What is the area of the hyper-sphere relative to the hyper-cube?

Here is the answer in two dimensions:

\[\frac{\text{area of circle}}{\text{area of square}} = \frac{\pi}{4}=0.785\]

So our intuition tells us that the circle takes up a large part of the square. However, in d dimensions we find

\[ \begin{aligned} &\text{area of square} =2^d \\ &\text{area of circle} = \frac{2\pi^{d/2}}{d\Gamma(2d/2)} \\ &\frac{\text{area of circle}}{\text{area of square}} = \frac{\pi^{d/2}}{d2^{d-1}\Gamma(d/2)}\\ \end{aligned} \]

d=2:20
plot(d, pi^(d/2)/d/2^(d-1)/gamma(d/2), ylab="")
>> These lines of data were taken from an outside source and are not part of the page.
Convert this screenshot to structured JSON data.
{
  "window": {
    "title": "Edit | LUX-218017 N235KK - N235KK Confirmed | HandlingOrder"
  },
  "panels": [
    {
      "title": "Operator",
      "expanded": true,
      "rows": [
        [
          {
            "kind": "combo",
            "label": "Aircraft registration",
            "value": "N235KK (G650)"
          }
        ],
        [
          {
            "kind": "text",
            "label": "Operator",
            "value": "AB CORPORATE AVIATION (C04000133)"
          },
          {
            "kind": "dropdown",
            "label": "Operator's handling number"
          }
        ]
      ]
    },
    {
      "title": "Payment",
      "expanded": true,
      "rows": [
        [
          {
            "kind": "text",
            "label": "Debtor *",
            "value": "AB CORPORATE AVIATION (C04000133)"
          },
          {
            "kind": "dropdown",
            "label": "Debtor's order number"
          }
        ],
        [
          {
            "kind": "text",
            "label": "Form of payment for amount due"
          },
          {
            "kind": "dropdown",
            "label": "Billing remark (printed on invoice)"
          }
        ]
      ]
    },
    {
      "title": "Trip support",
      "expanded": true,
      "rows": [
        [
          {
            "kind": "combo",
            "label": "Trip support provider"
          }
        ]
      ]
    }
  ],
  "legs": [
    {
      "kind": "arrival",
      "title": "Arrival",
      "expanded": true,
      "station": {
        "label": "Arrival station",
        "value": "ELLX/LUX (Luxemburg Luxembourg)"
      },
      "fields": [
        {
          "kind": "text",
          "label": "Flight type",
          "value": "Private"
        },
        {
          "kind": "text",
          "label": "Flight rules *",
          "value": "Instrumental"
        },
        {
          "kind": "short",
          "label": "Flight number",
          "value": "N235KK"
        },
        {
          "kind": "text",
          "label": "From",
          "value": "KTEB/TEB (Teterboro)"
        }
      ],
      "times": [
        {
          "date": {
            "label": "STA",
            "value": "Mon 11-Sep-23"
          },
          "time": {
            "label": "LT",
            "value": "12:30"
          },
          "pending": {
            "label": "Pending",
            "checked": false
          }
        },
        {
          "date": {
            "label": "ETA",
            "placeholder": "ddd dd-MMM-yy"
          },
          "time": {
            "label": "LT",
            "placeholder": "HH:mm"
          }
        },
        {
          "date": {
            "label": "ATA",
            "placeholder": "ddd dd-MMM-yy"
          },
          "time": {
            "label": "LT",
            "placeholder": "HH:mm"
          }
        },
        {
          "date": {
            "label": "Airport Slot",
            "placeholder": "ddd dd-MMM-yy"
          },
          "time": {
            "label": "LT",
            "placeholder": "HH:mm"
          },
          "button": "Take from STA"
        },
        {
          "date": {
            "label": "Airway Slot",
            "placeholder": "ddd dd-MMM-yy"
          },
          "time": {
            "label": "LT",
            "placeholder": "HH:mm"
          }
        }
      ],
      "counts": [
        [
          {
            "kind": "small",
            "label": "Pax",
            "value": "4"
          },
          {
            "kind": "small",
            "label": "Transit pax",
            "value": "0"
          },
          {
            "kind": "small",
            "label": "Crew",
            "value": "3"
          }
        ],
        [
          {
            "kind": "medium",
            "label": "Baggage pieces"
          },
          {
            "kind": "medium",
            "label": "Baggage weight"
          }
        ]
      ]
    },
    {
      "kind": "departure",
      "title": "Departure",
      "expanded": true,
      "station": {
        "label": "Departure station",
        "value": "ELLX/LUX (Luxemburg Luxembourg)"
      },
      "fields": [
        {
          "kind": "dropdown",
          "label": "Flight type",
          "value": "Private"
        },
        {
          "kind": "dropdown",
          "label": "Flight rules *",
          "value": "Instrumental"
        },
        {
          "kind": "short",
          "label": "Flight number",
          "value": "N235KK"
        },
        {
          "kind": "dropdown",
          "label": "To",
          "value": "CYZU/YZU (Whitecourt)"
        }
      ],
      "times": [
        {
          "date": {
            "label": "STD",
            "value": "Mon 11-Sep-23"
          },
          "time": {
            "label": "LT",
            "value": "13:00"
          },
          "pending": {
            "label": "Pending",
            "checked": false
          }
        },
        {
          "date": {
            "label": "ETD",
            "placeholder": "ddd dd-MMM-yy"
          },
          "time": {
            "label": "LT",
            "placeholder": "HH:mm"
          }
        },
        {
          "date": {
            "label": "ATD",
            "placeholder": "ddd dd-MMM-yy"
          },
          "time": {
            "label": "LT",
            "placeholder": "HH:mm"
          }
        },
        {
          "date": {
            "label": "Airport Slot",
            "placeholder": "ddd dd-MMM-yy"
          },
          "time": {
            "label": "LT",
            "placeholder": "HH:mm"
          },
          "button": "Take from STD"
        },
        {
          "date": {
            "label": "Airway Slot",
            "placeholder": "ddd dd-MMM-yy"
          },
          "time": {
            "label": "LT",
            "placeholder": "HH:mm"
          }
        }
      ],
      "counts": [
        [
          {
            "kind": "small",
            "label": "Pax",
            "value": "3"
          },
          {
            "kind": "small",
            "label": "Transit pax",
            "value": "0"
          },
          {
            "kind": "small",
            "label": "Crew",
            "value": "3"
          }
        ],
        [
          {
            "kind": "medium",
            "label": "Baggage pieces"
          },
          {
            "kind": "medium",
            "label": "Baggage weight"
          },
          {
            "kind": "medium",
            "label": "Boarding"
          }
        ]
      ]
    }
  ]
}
and so we see that this goes to 0! In high-dimensional space almost none of the area is in the circle, almost all of it is in the corners.
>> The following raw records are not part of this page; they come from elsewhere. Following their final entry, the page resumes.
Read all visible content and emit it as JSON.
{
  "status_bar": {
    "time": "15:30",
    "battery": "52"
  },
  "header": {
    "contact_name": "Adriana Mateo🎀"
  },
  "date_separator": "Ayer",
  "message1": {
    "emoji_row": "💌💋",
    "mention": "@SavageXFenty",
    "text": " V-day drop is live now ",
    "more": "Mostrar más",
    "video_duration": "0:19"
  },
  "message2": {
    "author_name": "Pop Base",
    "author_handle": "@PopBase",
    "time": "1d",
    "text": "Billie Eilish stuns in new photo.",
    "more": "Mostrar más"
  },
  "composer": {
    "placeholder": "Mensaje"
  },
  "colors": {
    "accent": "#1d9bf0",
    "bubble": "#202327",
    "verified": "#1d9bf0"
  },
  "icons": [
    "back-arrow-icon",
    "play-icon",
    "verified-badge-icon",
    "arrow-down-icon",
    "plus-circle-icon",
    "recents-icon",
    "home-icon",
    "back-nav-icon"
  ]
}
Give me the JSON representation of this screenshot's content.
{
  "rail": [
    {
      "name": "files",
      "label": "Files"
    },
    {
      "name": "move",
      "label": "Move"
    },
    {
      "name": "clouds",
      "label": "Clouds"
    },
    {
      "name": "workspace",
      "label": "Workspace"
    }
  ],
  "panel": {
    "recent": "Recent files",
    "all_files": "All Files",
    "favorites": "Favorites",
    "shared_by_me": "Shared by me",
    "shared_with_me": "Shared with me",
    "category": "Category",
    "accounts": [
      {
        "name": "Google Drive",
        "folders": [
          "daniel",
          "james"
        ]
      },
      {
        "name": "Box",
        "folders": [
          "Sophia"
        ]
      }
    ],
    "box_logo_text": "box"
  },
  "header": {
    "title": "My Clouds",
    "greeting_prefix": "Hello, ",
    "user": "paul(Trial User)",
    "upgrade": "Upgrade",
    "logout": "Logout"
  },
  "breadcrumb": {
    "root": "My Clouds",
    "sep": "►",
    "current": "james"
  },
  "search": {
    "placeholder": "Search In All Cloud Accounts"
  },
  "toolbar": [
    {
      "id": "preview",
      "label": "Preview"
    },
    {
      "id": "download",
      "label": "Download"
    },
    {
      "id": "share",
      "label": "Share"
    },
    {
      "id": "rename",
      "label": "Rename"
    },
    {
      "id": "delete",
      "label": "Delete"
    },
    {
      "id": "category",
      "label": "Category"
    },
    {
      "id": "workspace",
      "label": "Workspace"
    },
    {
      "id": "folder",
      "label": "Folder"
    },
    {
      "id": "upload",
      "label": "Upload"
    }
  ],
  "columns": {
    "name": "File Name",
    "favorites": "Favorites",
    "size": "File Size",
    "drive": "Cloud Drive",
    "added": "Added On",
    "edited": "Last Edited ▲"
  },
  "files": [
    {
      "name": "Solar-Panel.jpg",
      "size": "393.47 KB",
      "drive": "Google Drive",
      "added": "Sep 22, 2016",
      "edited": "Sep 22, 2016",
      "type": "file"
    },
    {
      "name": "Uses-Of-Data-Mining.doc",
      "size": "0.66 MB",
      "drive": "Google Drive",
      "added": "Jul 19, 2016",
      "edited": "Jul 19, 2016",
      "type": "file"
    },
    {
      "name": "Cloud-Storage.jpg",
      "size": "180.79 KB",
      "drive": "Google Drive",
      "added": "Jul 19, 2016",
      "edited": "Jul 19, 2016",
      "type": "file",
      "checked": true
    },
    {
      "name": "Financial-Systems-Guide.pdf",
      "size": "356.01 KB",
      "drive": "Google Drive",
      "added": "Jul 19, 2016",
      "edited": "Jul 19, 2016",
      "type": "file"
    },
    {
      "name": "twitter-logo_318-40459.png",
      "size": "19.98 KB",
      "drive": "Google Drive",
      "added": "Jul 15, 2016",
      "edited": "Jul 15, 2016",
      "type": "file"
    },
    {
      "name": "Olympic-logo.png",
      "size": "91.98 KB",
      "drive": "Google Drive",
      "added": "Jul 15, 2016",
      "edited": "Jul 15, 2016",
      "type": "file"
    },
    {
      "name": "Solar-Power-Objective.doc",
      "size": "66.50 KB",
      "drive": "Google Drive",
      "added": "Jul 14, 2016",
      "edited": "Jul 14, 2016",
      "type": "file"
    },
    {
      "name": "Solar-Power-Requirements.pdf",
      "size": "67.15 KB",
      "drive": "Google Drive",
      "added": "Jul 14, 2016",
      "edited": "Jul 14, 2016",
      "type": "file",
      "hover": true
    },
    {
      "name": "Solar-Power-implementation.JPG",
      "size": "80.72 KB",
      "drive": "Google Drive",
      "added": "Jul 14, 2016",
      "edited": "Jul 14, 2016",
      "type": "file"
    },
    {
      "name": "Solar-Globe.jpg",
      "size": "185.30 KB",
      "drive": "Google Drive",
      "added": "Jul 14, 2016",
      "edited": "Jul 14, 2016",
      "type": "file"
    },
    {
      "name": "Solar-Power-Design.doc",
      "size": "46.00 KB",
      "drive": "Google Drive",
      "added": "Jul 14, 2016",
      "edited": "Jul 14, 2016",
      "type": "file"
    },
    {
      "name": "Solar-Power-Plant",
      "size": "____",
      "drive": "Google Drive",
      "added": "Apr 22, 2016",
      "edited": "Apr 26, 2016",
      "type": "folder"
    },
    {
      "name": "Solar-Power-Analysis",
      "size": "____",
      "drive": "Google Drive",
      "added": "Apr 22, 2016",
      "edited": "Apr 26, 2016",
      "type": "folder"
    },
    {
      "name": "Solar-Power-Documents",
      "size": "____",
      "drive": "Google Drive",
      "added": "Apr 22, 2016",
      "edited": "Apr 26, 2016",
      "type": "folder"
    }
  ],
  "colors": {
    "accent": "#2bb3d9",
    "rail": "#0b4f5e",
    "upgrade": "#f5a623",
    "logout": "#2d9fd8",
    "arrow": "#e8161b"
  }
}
Can one understand this somehow? Observe that when we go from d to d+1 dimensions we always double the number of corners, so the total number of corners increases. On the other hand there is always only one inner circle.
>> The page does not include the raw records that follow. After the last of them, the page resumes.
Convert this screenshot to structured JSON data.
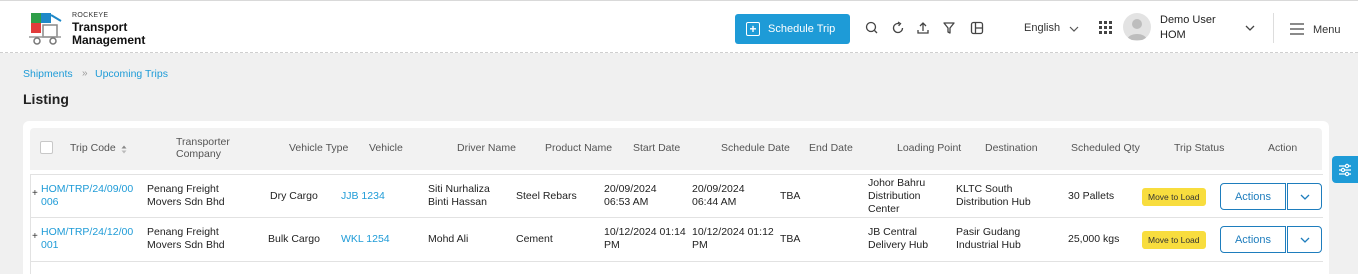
{
  "header": {
    "brand_small": "ROCKEYE",
    "brand_line1": "Transport",
    "brand_line2": "Management",
    "schedule_trip_label": "Schedule Trip",
    "language": "English",
    "user_name": "Demo User",
    "user_org": "HOM",
    "menu_label": "Menu",
    "accent_color": "#1e9bd7"
  },
  "breadcrumb": {
    "items": [
      "Shipments",
      "Upcoming Trips"
    ]
  },
  "page": {
    "title": "Listing"
  },
  "table": {
    "columns": [
      "Trip Code",
      "Transporter Company",
      "Vehicle Type",
      "Vehicle",
      "Driver Name",
      "Product Name",
      "Start Date",
      "Schedule Date",
      "End Date",
      "Loading Point",
      "Destination",
      "Scheduled Qty",
      "Trip Status",
      "Action"
    ],
    "rows": [
      {
        "trip_code": "HOM/TRP/24/09/00 006",
        "transporter": "Penang Freight Movers Sdn Bhd",
        "vehicle_type": "Dry Cargo",
        "vehicle": "JJB 1234",
        "driver": "Siti Nurhaliza Binti Hassan",
        "product": "Steel Rebars",
        "start_date": "20/09/2024 06:53 AM",
        "schedule_date": "20/09/2024 06:44 AM",
        "end_date": "TBA",
        "loading_point": "Johor Bahru Distribution Center",
        "destination": "KLTC South Distribution Hub",
        "qty": "30 Pallets",
        "status": "Move to Load",
        "action": "Actions"
      },
      {
        "trip_code": "HOM/TRP/24/12/00 001",
        "transporter": "Penang Freight Movers Sdn Bhd",
        "vehicle_type": "Bulk Cargo",
        "vehicle": "WKL 1254",
        "driver": "Mohd Ali",
        "product": "Cement",
        "start_date": "10/12/2024 01:14 PM",
        "schedule_date": "10/12/2024 01:12 PM",
        "end_date": "TBA",
        "loading_point": "JB Central Delivery Hub",
        "destination": "Pasir Gudang Industrial Hub",
        "qty": "25,000 kgs",
        "status": "Move to Load",
        "action": "Actions"
      }
    ]
  },
  "icons": [
    "logo-icon",
    "plus-icon",
    "search-icon",
    "refresh-icon",
    "upload-icon",
    "filter-icon",
    "columns-icon",
    "chevron-down-icon",
    "apps-grid-icon",
    "avatar",
    "hamburger-menu-icon",
    "sort-icon",
    "filter-settings-icon"
  ]
}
Consider the distance from the center (at (0,0)) to a corner. By Pythagoras theorem in two dimensions this is \(\sqrt 2\). It can be shown that in d dimensions the distance is \(\sqrt d\), and this goes to infinity! So although we never leave the unit cube, even straight-line distances can go to infinity.

Next some examples from probability:

Example (4.3.2)

Say we have a d-dimensional standard normal distribution. In one dimensions we have of course the famous P(|X|>2)=0.05, that is the probability that a number chosen at random from the standard normal distribution is far from 0 (more than 2 units) is low (5%). How does this look in d dimensions?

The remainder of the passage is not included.